He knew where she was, because she’s never lied to him. Sansa picks her cherry up and pops it in her mouth. He watches her. 

“Are you done?”

“Done with what?” She knows he can’t possibly be talking about her milkshake.

“Punishing me.”

“I’m not punishing you, Egg.”

He leans forward, chin on the bathtub. She can hear the words in his head as if he said them. _I don’t believe you._

Sansa can do nothing to assuage his worries without hurting him further, so she says nothing.

“Do you like him more than me?” His voice is sullen and childlike.

She leans forward to cup his cheek. “I love you.”

_But I love him too._

She doesn’t say her last thought. Aegon kisses her. It’s soft and perfect. Their foreheads touch.

“I know you do.” 

Sansa nods in agreement.

Aegon submerges his hand underneath the water, parting her thighs.

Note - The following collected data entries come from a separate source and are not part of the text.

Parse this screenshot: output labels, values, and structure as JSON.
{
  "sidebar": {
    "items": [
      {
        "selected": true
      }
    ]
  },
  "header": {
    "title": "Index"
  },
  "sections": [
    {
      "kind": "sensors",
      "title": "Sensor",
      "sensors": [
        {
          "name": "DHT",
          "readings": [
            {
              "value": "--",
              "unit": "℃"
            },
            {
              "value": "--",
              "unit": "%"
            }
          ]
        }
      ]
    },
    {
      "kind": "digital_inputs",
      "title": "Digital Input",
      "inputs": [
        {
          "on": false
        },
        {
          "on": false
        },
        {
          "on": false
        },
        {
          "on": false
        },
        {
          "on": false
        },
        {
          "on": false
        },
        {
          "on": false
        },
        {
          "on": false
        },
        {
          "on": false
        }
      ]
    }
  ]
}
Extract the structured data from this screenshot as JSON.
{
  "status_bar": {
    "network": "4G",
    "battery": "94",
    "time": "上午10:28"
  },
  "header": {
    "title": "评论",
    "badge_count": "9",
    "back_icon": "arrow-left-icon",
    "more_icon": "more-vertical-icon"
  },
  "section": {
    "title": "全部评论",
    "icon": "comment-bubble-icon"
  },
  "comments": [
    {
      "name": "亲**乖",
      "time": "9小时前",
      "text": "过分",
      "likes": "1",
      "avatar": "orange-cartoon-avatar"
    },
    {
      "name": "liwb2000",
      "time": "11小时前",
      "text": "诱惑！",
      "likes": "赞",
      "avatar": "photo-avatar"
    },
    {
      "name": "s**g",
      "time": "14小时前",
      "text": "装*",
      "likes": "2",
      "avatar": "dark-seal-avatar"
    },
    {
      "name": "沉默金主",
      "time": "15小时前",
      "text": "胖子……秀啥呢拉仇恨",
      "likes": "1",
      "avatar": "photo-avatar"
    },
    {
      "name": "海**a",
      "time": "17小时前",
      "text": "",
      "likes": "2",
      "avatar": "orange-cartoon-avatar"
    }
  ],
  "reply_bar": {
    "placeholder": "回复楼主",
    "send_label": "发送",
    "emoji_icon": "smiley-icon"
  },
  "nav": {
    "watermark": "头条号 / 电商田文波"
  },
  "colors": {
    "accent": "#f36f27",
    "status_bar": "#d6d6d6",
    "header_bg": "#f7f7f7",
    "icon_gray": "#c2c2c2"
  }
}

She gasps, still sensitive from earlier. 

“You’re mine.” His breath fans hot on her neck. “Yeah?”

She nods again, head moving like a bobblehead as she brings his hand closer. He slips a finger inside of her, grinding his palm against the center of her.

“Yeah.” He says in encouragement. “That’s my girl.”

He keeps going. It’s hard not to compare him to Jon when he is all that is on her mind. Aegon doesn’t move with as much grace. His movements are clumsy and impatient, but they’re enough. She comes with a shudder, and his words filthy in her ear.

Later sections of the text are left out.